Derivatives of LiDAR are only as good as the point cloud itself. If buildings are left in the point cloud when first derivatives (DEMs) are created, the elevation values will reflect the heights of buildings, as well as ground. This is useful if you are determining the elevation of building rooftops. Second derivatives (contour lines) created from a DEM with rooftops, again, will reflect the values of the rooftops.

Look at this presentation. It explains and visualizes the difference between bare earth and first return DEMs, as well as DEMs used to visualize rooftops.

If it is rooftop height, bridge height, etc that you are after, then these surface models are necessary. However, if you require bare earth values (for a flood analysis, line of sight, etc), then a bare earth DEM may be required.

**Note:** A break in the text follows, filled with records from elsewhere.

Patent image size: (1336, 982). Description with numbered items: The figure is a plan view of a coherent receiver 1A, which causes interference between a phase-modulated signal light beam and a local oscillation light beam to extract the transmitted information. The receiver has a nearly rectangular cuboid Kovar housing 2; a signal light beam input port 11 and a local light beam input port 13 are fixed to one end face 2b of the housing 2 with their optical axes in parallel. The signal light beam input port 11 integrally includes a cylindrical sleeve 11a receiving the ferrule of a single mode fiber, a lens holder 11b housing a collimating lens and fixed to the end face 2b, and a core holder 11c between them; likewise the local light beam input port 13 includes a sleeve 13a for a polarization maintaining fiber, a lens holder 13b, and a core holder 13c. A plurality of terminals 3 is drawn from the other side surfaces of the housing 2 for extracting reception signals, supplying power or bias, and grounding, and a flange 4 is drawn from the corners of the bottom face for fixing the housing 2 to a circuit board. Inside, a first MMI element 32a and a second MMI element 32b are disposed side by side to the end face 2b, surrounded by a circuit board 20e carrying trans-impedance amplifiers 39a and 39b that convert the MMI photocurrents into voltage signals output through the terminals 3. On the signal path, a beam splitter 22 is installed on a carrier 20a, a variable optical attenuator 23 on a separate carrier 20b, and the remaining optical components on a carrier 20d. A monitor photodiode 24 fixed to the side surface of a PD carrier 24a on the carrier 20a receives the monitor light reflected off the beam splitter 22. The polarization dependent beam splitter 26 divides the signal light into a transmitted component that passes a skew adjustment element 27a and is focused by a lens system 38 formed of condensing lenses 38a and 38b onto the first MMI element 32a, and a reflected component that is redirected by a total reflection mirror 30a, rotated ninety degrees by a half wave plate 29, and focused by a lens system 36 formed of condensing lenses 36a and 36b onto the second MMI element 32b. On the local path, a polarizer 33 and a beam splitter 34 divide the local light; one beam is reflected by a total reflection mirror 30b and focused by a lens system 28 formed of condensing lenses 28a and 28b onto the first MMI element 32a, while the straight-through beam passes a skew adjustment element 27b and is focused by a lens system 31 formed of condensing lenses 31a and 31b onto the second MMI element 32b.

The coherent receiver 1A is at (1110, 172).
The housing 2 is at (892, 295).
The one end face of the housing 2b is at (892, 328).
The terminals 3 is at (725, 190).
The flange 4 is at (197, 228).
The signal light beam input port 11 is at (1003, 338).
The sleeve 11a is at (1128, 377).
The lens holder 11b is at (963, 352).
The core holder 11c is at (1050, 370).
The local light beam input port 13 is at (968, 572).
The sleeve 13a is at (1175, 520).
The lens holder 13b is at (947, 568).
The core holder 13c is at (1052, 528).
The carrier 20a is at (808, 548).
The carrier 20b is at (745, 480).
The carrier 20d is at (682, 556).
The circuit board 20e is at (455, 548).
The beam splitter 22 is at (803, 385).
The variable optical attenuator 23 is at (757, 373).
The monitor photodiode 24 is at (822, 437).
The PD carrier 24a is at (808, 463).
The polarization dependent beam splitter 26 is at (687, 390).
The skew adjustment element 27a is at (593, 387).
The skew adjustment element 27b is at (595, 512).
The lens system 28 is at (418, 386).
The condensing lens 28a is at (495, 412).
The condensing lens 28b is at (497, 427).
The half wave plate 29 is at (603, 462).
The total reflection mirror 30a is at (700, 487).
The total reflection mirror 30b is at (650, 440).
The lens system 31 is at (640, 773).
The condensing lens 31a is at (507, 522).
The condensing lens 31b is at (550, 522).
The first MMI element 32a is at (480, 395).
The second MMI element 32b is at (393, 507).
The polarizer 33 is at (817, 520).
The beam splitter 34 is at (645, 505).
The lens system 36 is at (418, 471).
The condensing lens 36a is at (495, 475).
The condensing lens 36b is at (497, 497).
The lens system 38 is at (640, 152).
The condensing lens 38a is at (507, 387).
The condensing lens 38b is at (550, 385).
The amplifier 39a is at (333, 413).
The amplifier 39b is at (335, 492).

All this said, if you want elevation contours of buildings, then what you have will work. Be warned that contours of vertical surfaces will be dense if you generate small contour intervals (such as 1 or 2 feet). With ArcMap you can use the Contour tool to generate contours from your DEMs. With 1 meter cells, you are able to create accurate contours down to 1 meter. You can do smaller intervals, but the interpolated values will not be as accurate.

  • Hello! Thank you for your prompt reply and for the information provided. No, I am not interested in elevation of rooftops. So, if I am not mistakenly interpreting your reply, I should go to Lidar data and filter the buildings out, right? In this way, contour lines should not be affected by buildings height, am I right? On this issue, I guess I will post a question on how to filter the lidar data and creating a bare earth DEM (using ArcGIS). Thank you. And if you have any other suggestion, feel free to reply. Cheers.